Easyspace currently operates data centres in Glasgow and Nottingham, and it recently opened a new, high-specification centre in the heart of the City of London.

The company, whose data base customers include Stagecoach to Strathclyde Police, will also open new facilities in Leicester and Leeds later this year.

"Our timely entry into the data centre market and the very encouraging response to our initial marketing reinforces our view that there is significant growth potential which can be delivered in the medium term," MacSween said.

affc21 - 13 Oct 2007 20:00 - 7 of 9

I'm no chartists but looks like a double bottom on the chart, could be in for a nice bounce (hopefully upwards).
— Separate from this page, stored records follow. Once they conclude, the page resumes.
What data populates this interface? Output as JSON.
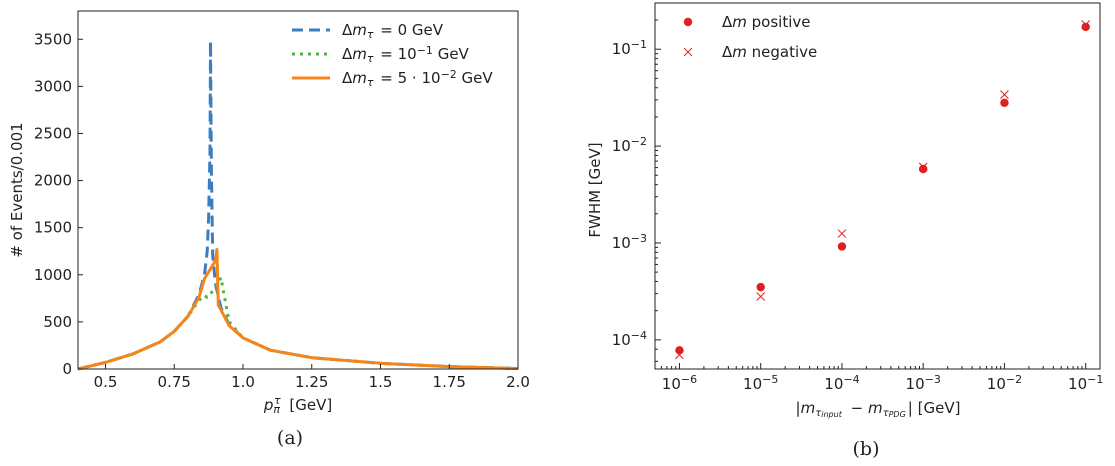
{
  "chart_data": [
    {
      "type": "line",
      "caption": "(a)",
      "xlabel": "p_π^τ [GeV]",
      "ylabel": "# of Events/0.001",
      "xlim": [
        0.4,
        2.0
      ],
      "ylim": [
        0,
        3800
      ],
      "xticks": [
        0.5,
        0.75,
        1.0,
        1.25,
        1.5,
        1.75,
        2.0
      ],
      "xtick_labels": [
        "0.5",
        "0.75",
        "1.0",
        "1.25",
        "1.5",
        "1.75",
        "2.0"
      ],
      "yticks": [
        0,
        500,
        1000,
        1500,
        2000,
        2500,
        3000,
        3500
      ],
      "ytick_labels": [
        "0",
        "500",
        "1000",
        "1500",
        "2000",
        "2500",
        "3000",
        "3500"
      ],
      "legend_position": "top-right",
      "series": [
        {
          "name": "Δm_τ = 0 GeV",
          "color": "#3a7ebf",
          "style": "dashed",
          "x": [
            0.4,
            0.5,
            0.6,
            0.7,
            0.75,
            0.8,
            0.84,
            0.86,
            0.87,
            0.875,
            0.88,
            0.882,
            0.885,
            0.89,
            0.9,
            0.92,
            0.95,
            1.0,
            1.1,
            1.25,
            1.5,
            1.75,
            2.0
          ],
          "y": [
            0,
            70,
            160,
            290,
            400,
            560,
            790,
            1000,
            1250,
            1600,
            2300,
            3480,
            2100,
            1200,
            900,
            650,
            470,
            330,
            200,
            120,
            60,
            25,
            5
          ]
        },
        {
          "name": "Δm_τ = 10^-1 GeV",
          "color": "#4fb34a",
          "style": "dotted",
          "x": [
            0.4,
            0.5,
            0.6,
            0.7,
            0.75,
            0.8,
            0.84,
            0.86,
            0.87,
            0.9,
            0.92,
            0.93,
            0.95,
            1.0,
            1.1,
            1.25,
            1.5,
            1.75,
            2.0
          ],
          "y": [
            0,
            70,
            160,
            290,
            400,
            560,
            730,
            780,
            760,
            860,
            970,
            800,
            500,
            330,
            200,
            120,
            60,
            25,
            5
          ]
        },
        {
          "name": "Δm_τ = 5·10^-2 GeV",
          "color": "#f58518",
          "style": "solid",
          "x": [
            0.4,
            0.5,
            0.6,
            0.7,
            0.75,
            0.8,
            0.84,
            0.86,
            0.9,
            0.905,
            0.91,
            0.95,
            1.0,
            1.1,
            1.25,
            1.5,
            1.75,
            2.0
          ],
          "y": [
            0,
            70,
            160,
            290,
            400,
            560,
            760,
            960,
            1150,
            1270,
            680,
            460,
            330,
            200,
            120,
            60,
            25,
            5
          ]
        }
      ]
    },
    {
      "type": "scatter",
      "caption": "(b)",
      "xlabel": "|m_τinput − m_τPDG| [GeV]",
      "ylabel": "FWHM [GeV]",
      "xscale": "log",
      "yscale": "log",
      "xlim": [
        5e-07,
        0.15
      ],
      "ylim": [
        5e-05,
        0.3
      ],
      "xticks": [
        1e-06,
        1e-05,
        0.0001,
        0.001,
        0.01,
        0.1
      ],
      "xtick_labels": [
        {
          "b": "10",
          "e": "−6"
        },
        {
          "b": "10",
          "e": "−5"
        },
        {
          "b": "10",
          "e": "−4"
        },
        {
          "b": "10",
          "e": "−3"
        },
        {
          "b": "10",
          "e": "−2"
        },
        {
          "b": "10",
          "e": "−1"
        }
      ],
      "yticks": [
        0.0001,
        0.001,
        0.01,
        0.1
      ],
      "ytick_labels": [
        {
          "b": "10",
          "e": "−4"
        },
        {
          "b": "10",
          "e": "−3"
        },
        {
          "b": "10",
          "e": "−2"
        },
        {
          "b": "10",
          "e": "−1"
        }
      ],
      "legend_position": "top-left",
      "series": [
        {
          "name": "Δm positive",
          "color": "#e02020",
          "marker": "circle",
          "x": [
            1e-06,
            1e-05,
            0.0001,
            0.001,
            0.01,
            0.1
          ],
          "y": [
            7.8e-05,
            0.00035,
            0.00092,
            0.0058,
            0.028,
            0.17
          ]
        },
        {
          "name": "Δm negative",
          "color": "#e02020",
          "marker": "x",
          "x": [
            1e-06,
            1e-05,
            0.0001,
            0.001,
            0.01,
            0.1
          ],
          "y": [
            7e-05,
            0.00028,
            0.00125,
            0.0061,
            0.034,
            0.18
          ]
        }
      ]
    }
  ]
}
affc21 - 24 Oct 2007 09:05 - 8 of 9

On the move this morning, after some large trades yesterday.

affc21 - 24 Oct 2007 13:17 - 9 of 9

Sector specific news:

International Bus Mach IBM buying data storage company NovusCG




ARMONK, N.Y. (AP) - International Business Machines Corp. said Wednesday it
agreed to purchase privately-held data storage company NovusCG.
Financial terms of the acquisition were not disclosed.
IBM said Novus will join IBM Global Technology Services' storage and data
services business unit.
IBM said the purchase, when combined with its services, will aid clients'
abilities to access business information, permit stronger regulatory and
corporate compliance and improve general information technology performance.